Consider the code below:

#include <iostream>

// General overload using a template
template <typename SomeType>
void some_func(const SomeType p) {
    std::cout << "Using the general function" << std::endl;
}

// Specific overload, accepting a 'const double*' type
void some_func(const double* p) {
    std::cout << "Using the function accepting a const double*" << std::endl;
}

int main() {
    // This one uses the specific overload, as expected
    const double *a = new double(1.1);
    some_func(a);
    delete a;
    
    // This one uses the general function rather than the second overload
    double *b = new double(1.1);
    some_func(b);
    delete b;
    
    return 0;
}

In this piece of code, there are two overloads of the some_func function. The first one is the most general overload, using a template to capture practically any type.

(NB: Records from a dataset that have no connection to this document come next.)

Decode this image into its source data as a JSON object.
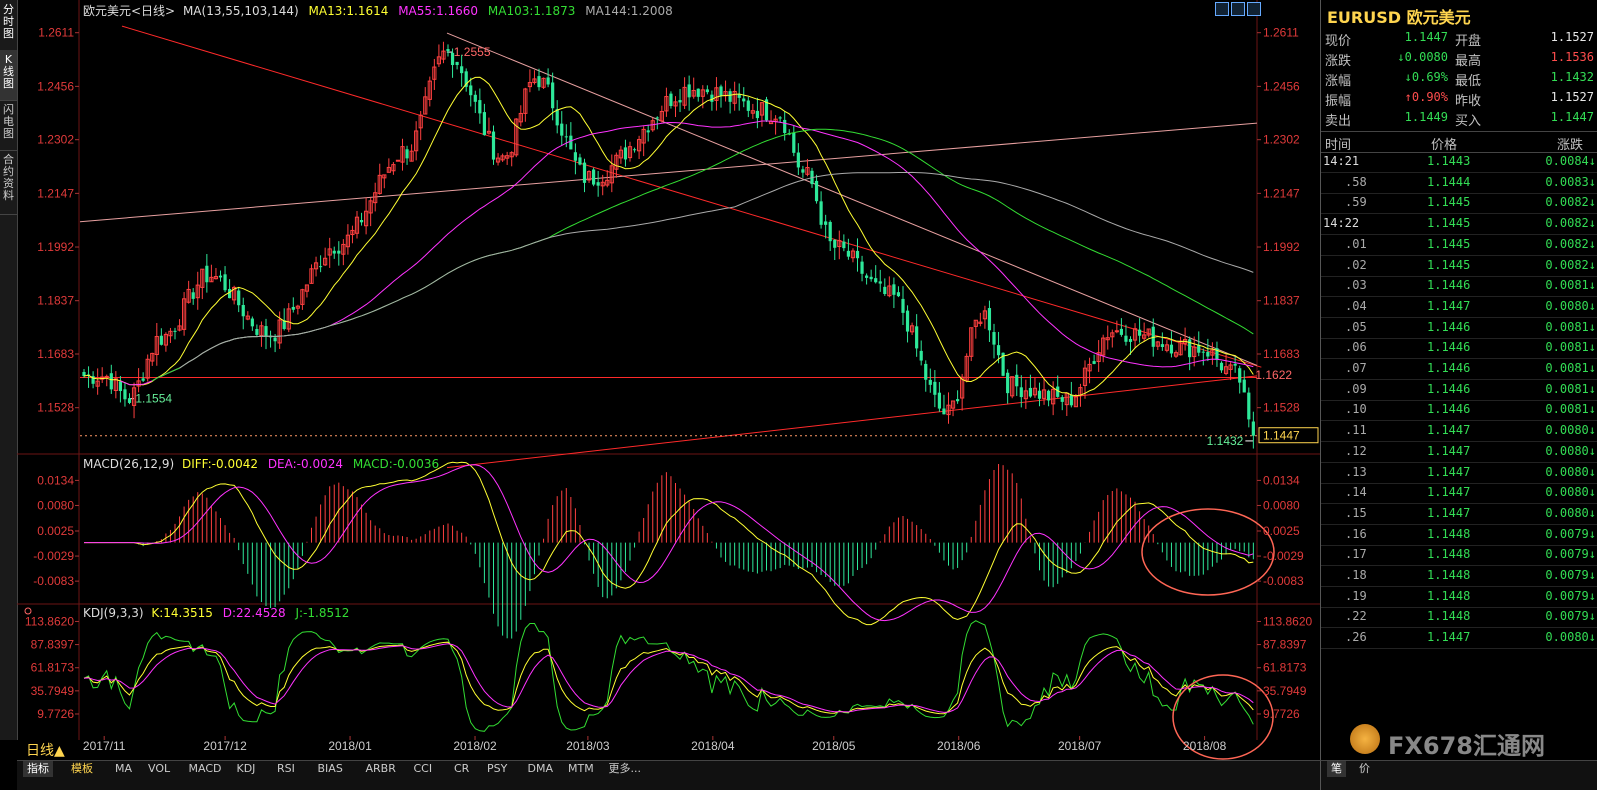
{
  "left_tabs": [
    "分时图",
    "K线图",
    "闪电图",
    "合约资料"
  ],
  "chart_header": {
    "symbol": "欧元美元<日线>",
    "ma_label": "MA(13,55,103,144)",
    "ma13": "MA13:1.1614",
    "ma55": "MA55:1.1660",
    "ma103": "MA103:1.1873",
    "ma144": "MA144:1.2008"
  },
  "macd_header": {
    "name": "MACD(26,12,9)",
    "diff": "DIFF:-0.0042",
    "dea": "DEA:-0.0024",
    "macd": "MACD:-0.0036"
  },
  "kdj_header": {
    "name": "KDJ(9,3,3)",
    "k": "K:14.3515",
    "d": "D:22.4528",
    "j": "J:-1.8512"
  },
  "period_label": "日线▲",
  "annotations": {
    "high": "1.2555",
    "low_left": "1.1554",
    "recent_high": "1.1622",
    "recent_low": "1.1432",
    "current_price": "1.1447"
  },
  "colors": {
    "up": "#ff4040",
    "down": "#2ee89a",
    "ma13": "#ffff33",
    "ma55": "#ff33ff",
    "ma103": "#33dd33",
    "ma144": "#aaaaaa",
    "axis_text": "#e03a3a",
    "trendline": "#ff2a2a",
    "resistance": "#e8a0a0",
    "highlight_circle": "#ff6655"
  },
  "bottom_tabs": [
    "指标",
    "模板",
    "MA",
    "VOL",
    "MACD",
    "KDJ",
    "RSI",
    "BIAS",
    "ARBR",
    "CCI",
    "CR",
    "PSY",
    "DMA",
    "MTM",
    "更多..."
  ],
  "right_panel": {
    "title": "EURUSD 欧元美元",
    "quote": [
      {
        "l1": "现价",
        "v1": "1.1447",
        "c1": "dn",
        "l2": "开盘",
        "v2": "1.1527",
        "c2": "val"
      },
      {
        "l1": "涨跌",
        "v1": "↓0.0080",
        "c1": "dn",
        "l2": "最高",
        "v2": "1.1536",
        "c2": "up"
      },
      {
        "l1": "涨幅",
        "v1": "↓0.69%",
        "c1": "dn",
        "l2": "最低",
        "v2": "1.1432",
        "c2": "dn"
      },
      {
        "l1": "振幅",
        "v1": "↑0.90%",
        "c1": "up",
        "l2": "昨收",
        "v2": "1.1527",
        "c2": "val"
      },
      {
        "l1": "卖出",
        "v1": "1.1449",
        "c1": "dn",
        "l2": "买入",
        "v2": "1.1447",
        "c2": "dn"
      }
    ],
    "tick_header": [
      "时间",
      "价格",
      "涨跌"
    ],
    "ticks": [
      {
        "t": "14:21",
        "p": "1.1443",
        "c": "0.0084"
      },
      {
        "t": ".58",
        "p": "1.1444",
        "c": "0.0083"
      },
      {
        "t": ".59",
        "p": "1.1445",
        "c": "0.0082"
      },
      {
        "t": "14:22",
        "p": "1.1445",
        "c": "0.0082"
      },
      {
        "t": ".01",
        "p": "1.1445",
        "c": "0.0082"
      },
      {
        "t": ".02",
        "p": "1.1445",
        "c": "0.0082"
      },
      {
        "t": ".03",
        "p": "1.1446",
        "c": "0.0081"
      },
      {
        "t": ".04",
        "p": "1.1447",
        "c": "0.0080"
      },
      {
        "t": ".05",
        "p": "1.1446",
        "c": "0.0081"
      },
      {
        "t": ".06",
        "p": "1.1446",
        "c": "0.0081"
      },
      {
        "t": ".07",
        "p": "1.1446",
        "c": "0.0081"
      },
      {
        "t": ".09",
        "p": "1.1446",
        "c": "0.0081"
      },
      {
        "t": ".10",
        "p": "1.1446",
        "c": "0.0081"
      },
      {
        "t": ".11",
        "p": "1.1447",
        "c": "0.0080"
      },
      {
        "t": ".12",
        "p": "1.1447",
        "c": "0.0080"
      },
      {
        "t": ".13",
        "p": "1.1447",
        "c": "0.0080"
      },
      {
        "t": ".14",
        "p": "1.1447",
        "c": "0.0080"
      },
      {
        "t": ".15",
        "p": "1.1447",
        "c": "0.0080"
      },
      {
        "t": ".16",
        "p": "1.1448",
        "c": "0.0079"
      },
      {
        "t": ".17",
        "p": "1.1448",
        "c": "0.0079"
      },
      {
        "t": ".18",
        "p": "1.1448",
        "c": "0.0079"
      },
      {
        "t": ".19",
        "p": "1.1448",
        "c": "0.0079"
      },
      {
        "t": ".22",
        "p": "1.1448",
        "c": "0.0079"
      },
      {
        "t": ".26",
        "p": "1.1447",
        "c": "0.0080"
      }
    ],
    "bottom_tabs": [
      "笔",
      "价"
    ]
  },
  "watermark": "FX678汇通网",
  "chart_data": [
    {
      "type": "candlestick",
      "title": "欧元美元<日线>",
      "y_ticks": [
        1.2611,
        1.2456,
        1.2302,
        1.2147,
        1.1992,
        1.1837,
        1.1683,
        1.1528
      ],
      "ylim": [
        1.14,
        1.2665
      ],
      "x_ticks": [
        "2017/11",
        "2017/12",
        "2018/01",
        "2018/02",
        "2018/03",
        "2018/04",
        "2018/05",
        "2018/06",
        "2018/07",
        "2018/08"
      ],
      "close_path": [
        {
          "x": "2017/11/01",
          "y": 1.162
        },
        {
          "x": "2017/11/07",
          "y": 1.1554
        },
        {
          "x": "2017/11/15",
          "y": 1.173
        },
        {
          "x": "2017/11/27",
          "y": 1.191
        },
        {
          "x": "2017/12/12",
          "y": 1.174
        },
        {
          "x": "2017/12/29",
          "y": 1.2
        },
        {
          "x": "2018/01/15",
          "y": 1.227
        },
        {
          "x": "2018/01/25",
          "y": 1.2555
        },
        {
          "x": "2018/02/08",
          "y": 1.225
        },
        {
          "x": "2018/02/16",
          "y": 1.248
        },
        {
          "x": "2018/03/01",
          "y": 1.219
        },
        {
          "x": "2018/03/27",
          "y": 1.245
        },
        {
          "x": "2018/04/17",
          "y": 1.238
        },
        {
          "x": "2018/04/24",
          "y": 1.22
        },
        {
          "x": "2018/05/01",
          "y": 1.199
        },
        {
          "x": "2018/05/15",
          "y": 1.185
        },
        {
          "x": "2018/05/29",
          "y": 1.151
        },
        {
          "x": "2018/06/07",
          "y": 1.18
        },
        {
          "x": "2018/06/14",
          "y": 1.159
        },
        {
          "x": "2018/06/28",
          "y": 1.155
        },
        {
          "x": "2018/07/09",
          "y": 1.175
        },
        {
          "x": "2018/07/31",
          "y": 1.17
        },
        {
          "x": "2018/08/09",
          "y": 1.1622
        },
        {
          "x": "2018/08/13",
          "y": 1.1447
        }
      ],
      "moving_averages": [
        {
          "name": "MA13",
          "last": 1.1614
        },
        {
          "name": "MA55",
          "last": 1.166
        },
        {
          "name": "MA103",
          "last": 1.1873
        },
        {
          "name": "MA144",
          "last": 1.2008
        }
      ]
    },
    {
      "type": "line",
      "title": "MACD(26,12,9)",
      "y_ticks": [
        0.0134,
        0.008,
        0.0025,
        -0.0029,
        -0.0083
      ],
      "ylim": [
        -0.0115,
        0.0165
      ],
      "series": [
        {
          "name": "DIFF",
          "last": -0.0042
        },
        {
          "name": "DEA",
          "last": -0.0024
        },
        {
          "name": "MACD",
          "last": -0.0036
        }
      ]
    },
    {
      "type": "line",
      "title": "KDJ(9,3,3)",
      "y_ticks": [
        113.862,
        87.8397,
        61.8173,
        35.7949,
        9.7726
      ],
      "ylim": [
        -15,
        120
      ],
      "series": [
        {
          "name": "K",
          "last": 14.3515
        },
        {
          "name": "D",
          "last": 22.4528
        },
        {
          "name": "J",
          "last": -1.8512
        }
      ]
    }
  ]
}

The second overload is a specific overload, accepting a const double* type as its argument.

In the main function, I first create the variable a of type const double*. When supplying a to some_func, the second overload is selected. This is as expected. Secondly, I create a variable b of type double* (so no const). When supplying the variable b to some_func, it selects the first overload. I would've expected it to select the second overload, as (I think) it should be able to implicitly convert a type double* to const double*. Why does it select the first overload rather than the second overload in this case?

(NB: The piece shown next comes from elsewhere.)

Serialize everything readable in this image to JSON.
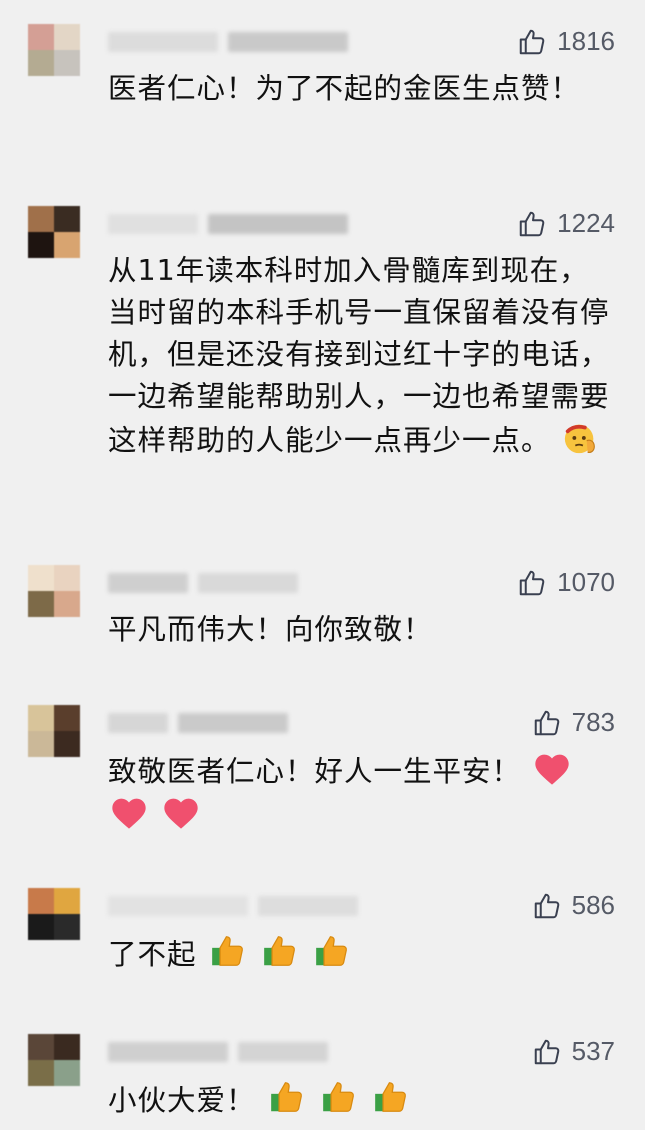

For completeness, this is the output of the program:

$ g   main.cpp
$ ./a.out
Using the function accepting a const double*
Using the general function

CodePudding user response：

During template instantiation, this const SomeType p would turn into double* const p which is a better match than const double*. That is, the template's parameter would become a const-pointer to mutable data.
In the template function, you can actually modify the data through that pointer, so it can be assumed it is a better match.
If you change const SomeType p to const SomeType* p, the specific overload will be selected.

CodePudding user response：

The qualifier const is a kind of a contract. Here is means that the function won't be able to change the value by the pointer

So the compiler has two options:

1. Either to instantiate a function from template which will be able (potentially) to change the value.
2. Use the stricter function that won't be able to change it.

Having the argument which could be changed, it is logical to choose the first case.

So, following the rule of selecting with precise type, taking into account CV-qualifiers very logical.